Shelley wrote Queen Mab in 1812 and 1813, when he was twenty. Its subject was nothing less than ‘The Past, the Present, and the Future’, and Shelley accompanied the verse with extended prose notes. Drawing upon the political anarchism and utopianism of William Godwin, the republicanism of Thomas Paine, and the materialism of Baron d’Holbach, Queen Mab is Shelley’s most powerful expression of his youthful radicalism.
Fearing prosecution, Shelley withdrew Queen Mab soon after it was printed. He distributed seventy or so copies privately, and removed from most of those copies his name on the title page and the dedication to his wife Harriet. The original manuscript of Queen Mab has not survived, but Shelley wrote extensive revisions directly on to the pages of two copies of the book (the one exhibited here, and another now in the British Library) for a new version of the poem which he eventually abandoned.
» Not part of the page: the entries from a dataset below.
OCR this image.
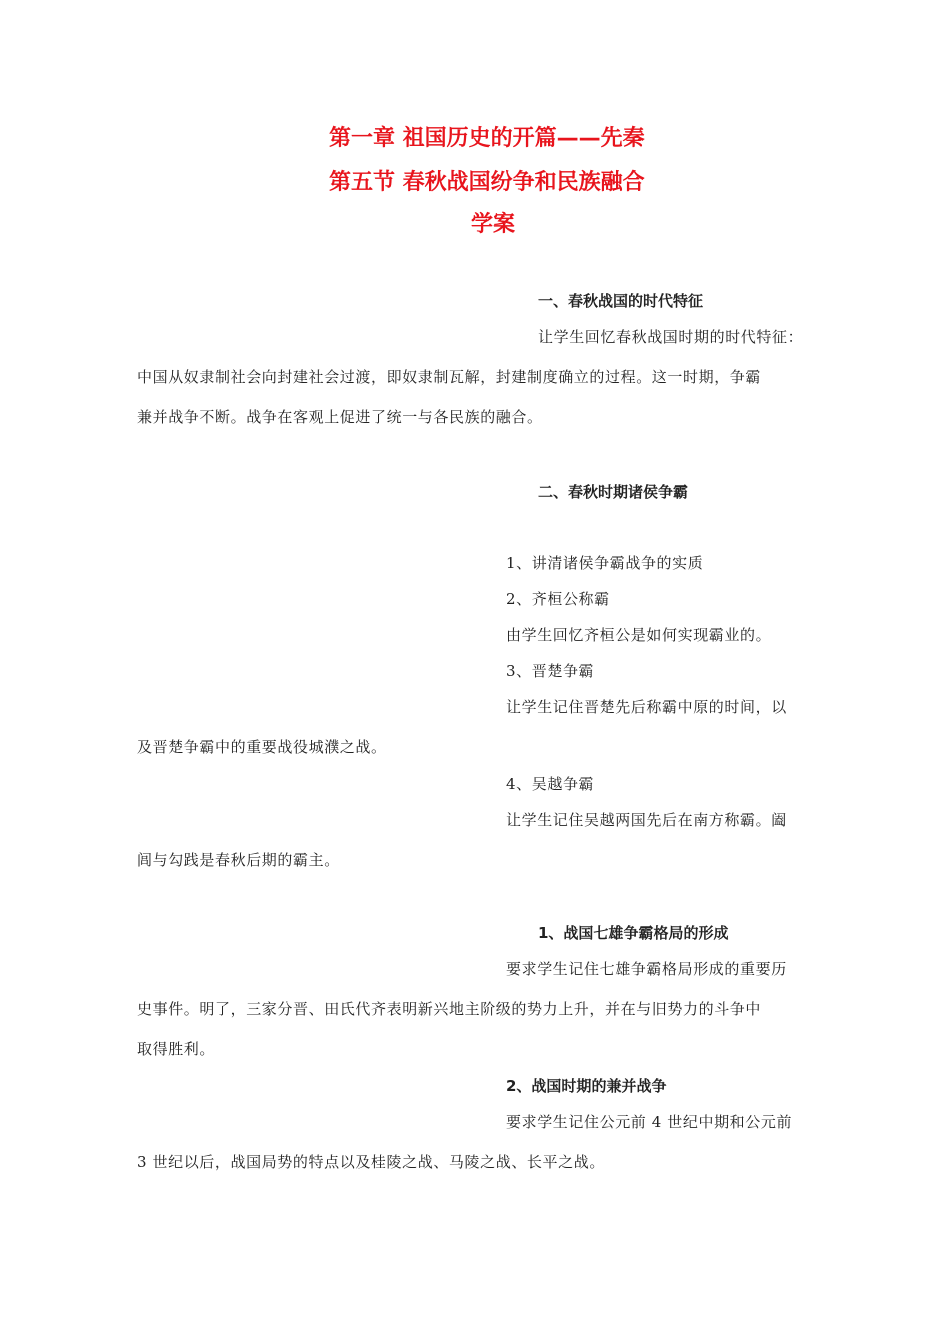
第一章 祖国历史的开篇——先秦
第五节 春秋战国纷争和民族融合
学案
一、春秋战国的时代特征
让学生回忆春秋战国时期的时代特征：
中国从奴隶制社会向封建社会过渡，即奴隶制瓦解，封建制度确立的过程。这一时期，争霸
兼并战争不断。战争在客观上促进了统一与各民族的融合。
二、春秋时期诸侯争霸
1、讲清诸侯争霸战争的实质
2、齐桓公称霸
由学生回忆齐桓公是如何实现霸业的。
3、晋楚争霸
让学生记住晋楚先后称霸中原的时间，以
及晋楚争霸中的重要战役城濮之战。
4、吴越争霸
让学生记住吴越两国先后在南方称霸。阖
闾与勾践是春秋后期的霸主。
1、战国七雄争霸格局的形成
要求学生记住七雄争霸格局形成的重要历
史事件。明了，三家分晋、田氏代齐表明新兴地主阶级的势力上升，并在与旧势力的斗争中
取得胜利。
2、战国时期的兼并战争
要求学生记住公元前 4 世纪中期和公元前
3 世纪以后，战国局势的特点以及桂陵之战、马陵之战、长平之战。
From 1821 Queen Mab was frequently pirated, and so despite the limited circulation of the original edition it was easily the best-known of his poems in the first half of the nineteenth century, and was often quoted by political radicals.
Owners
R. Madocks; John Brooks; Thomas Wade; Mrs. Wade; H. Buxton Forman; (The Anderson Galleries, 16 March, 1920, lot 635) Jerome Kern; (The Anderson Galleries, 22 Jan. 1929, lot 1077) Gabriel Wells.